The towers, now prominent in the skyline, forced the city to transform. This reinvention was started by Foster’s Gherkin, but is now built into taller, fatter clusters of towers. Canary Wharf’s instability was again highlighted by the bankruptcy of Olympia & York in 1992, the 2008 banking crisis and the pandemic. Virtually all of the new developments are residential, some of which are very good. Herzog & de Meuron’s One Park Drive, But most of them are generic. However, the region still feels somewhat monocultural.
By the 2010s, as the city resupplied luxury office space, workers were drawn to pubs and alleys, pocket parks, bars and lively lunch spots. Reinventing Shoreditch was tempting, but Hedge went ‘west’ to Mayfair, closer to customers and restaurants.
Canary Wharf is famous for its connectivity.

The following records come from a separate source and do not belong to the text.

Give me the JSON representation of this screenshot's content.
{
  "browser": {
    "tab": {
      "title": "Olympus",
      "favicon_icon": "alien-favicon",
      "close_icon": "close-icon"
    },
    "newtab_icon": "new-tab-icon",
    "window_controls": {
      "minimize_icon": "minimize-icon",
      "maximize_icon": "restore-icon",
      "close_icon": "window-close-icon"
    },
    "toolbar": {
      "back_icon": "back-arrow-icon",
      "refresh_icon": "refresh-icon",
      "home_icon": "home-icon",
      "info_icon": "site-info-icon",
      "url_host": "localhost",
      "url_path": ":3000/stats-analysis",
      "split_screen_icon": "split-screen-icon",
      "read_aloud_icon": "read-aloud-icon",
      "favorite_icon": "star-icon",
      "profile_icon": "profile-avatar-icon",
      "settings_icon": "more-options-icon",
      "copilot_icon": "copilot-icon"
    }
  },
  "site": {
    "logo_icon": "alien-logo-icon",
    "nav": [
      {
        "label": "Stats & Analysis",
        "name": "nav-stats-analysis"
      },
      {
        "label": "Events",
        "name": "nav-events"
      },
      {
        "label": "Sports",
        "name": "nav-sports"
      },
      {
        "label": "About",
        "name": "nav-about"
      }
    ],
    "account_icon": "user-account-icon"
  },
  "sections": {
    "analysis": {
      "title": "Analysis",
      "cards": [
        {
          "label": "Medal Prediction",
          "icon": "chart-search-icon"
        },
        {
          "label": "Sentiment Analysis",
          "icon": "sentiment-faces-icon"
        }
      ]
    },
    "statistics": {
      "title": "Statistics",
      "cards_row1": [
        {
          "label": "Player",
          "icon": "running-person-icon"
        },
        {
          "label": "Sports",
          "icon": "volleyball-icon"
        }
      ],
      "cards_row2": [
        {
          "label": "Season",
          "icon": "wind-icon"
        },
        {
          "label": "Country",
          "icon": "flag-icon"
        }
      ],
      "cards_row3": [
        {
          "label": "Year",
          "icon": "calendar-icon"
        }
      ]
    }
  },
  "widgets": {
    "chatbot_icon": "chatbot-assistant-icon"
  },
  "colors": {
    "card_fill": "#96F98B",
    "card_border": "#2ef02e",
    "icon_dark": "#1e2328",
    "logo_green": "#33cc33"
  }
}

First was the Docklands Light Railroad, then the Jubilee and then the Elizabeth Line. The £18.9bn cost is said to be the product of lobbying by bankers who want better connectivity to Heathrow Airport. But the problem is inherent in the very idea. It is defined by how easy it is to get in and out again. It resembled at best Toronto, home of La Defense or Olympia & York, rather than the true London piece advertised as downtown Manhattan.
Its future is uncertain. The floorboards of these bank towers are too deep to be converted into housing, so they remain isolated. Canary Wharf was an interesting experiment. Now it has to be part of the host city in some way.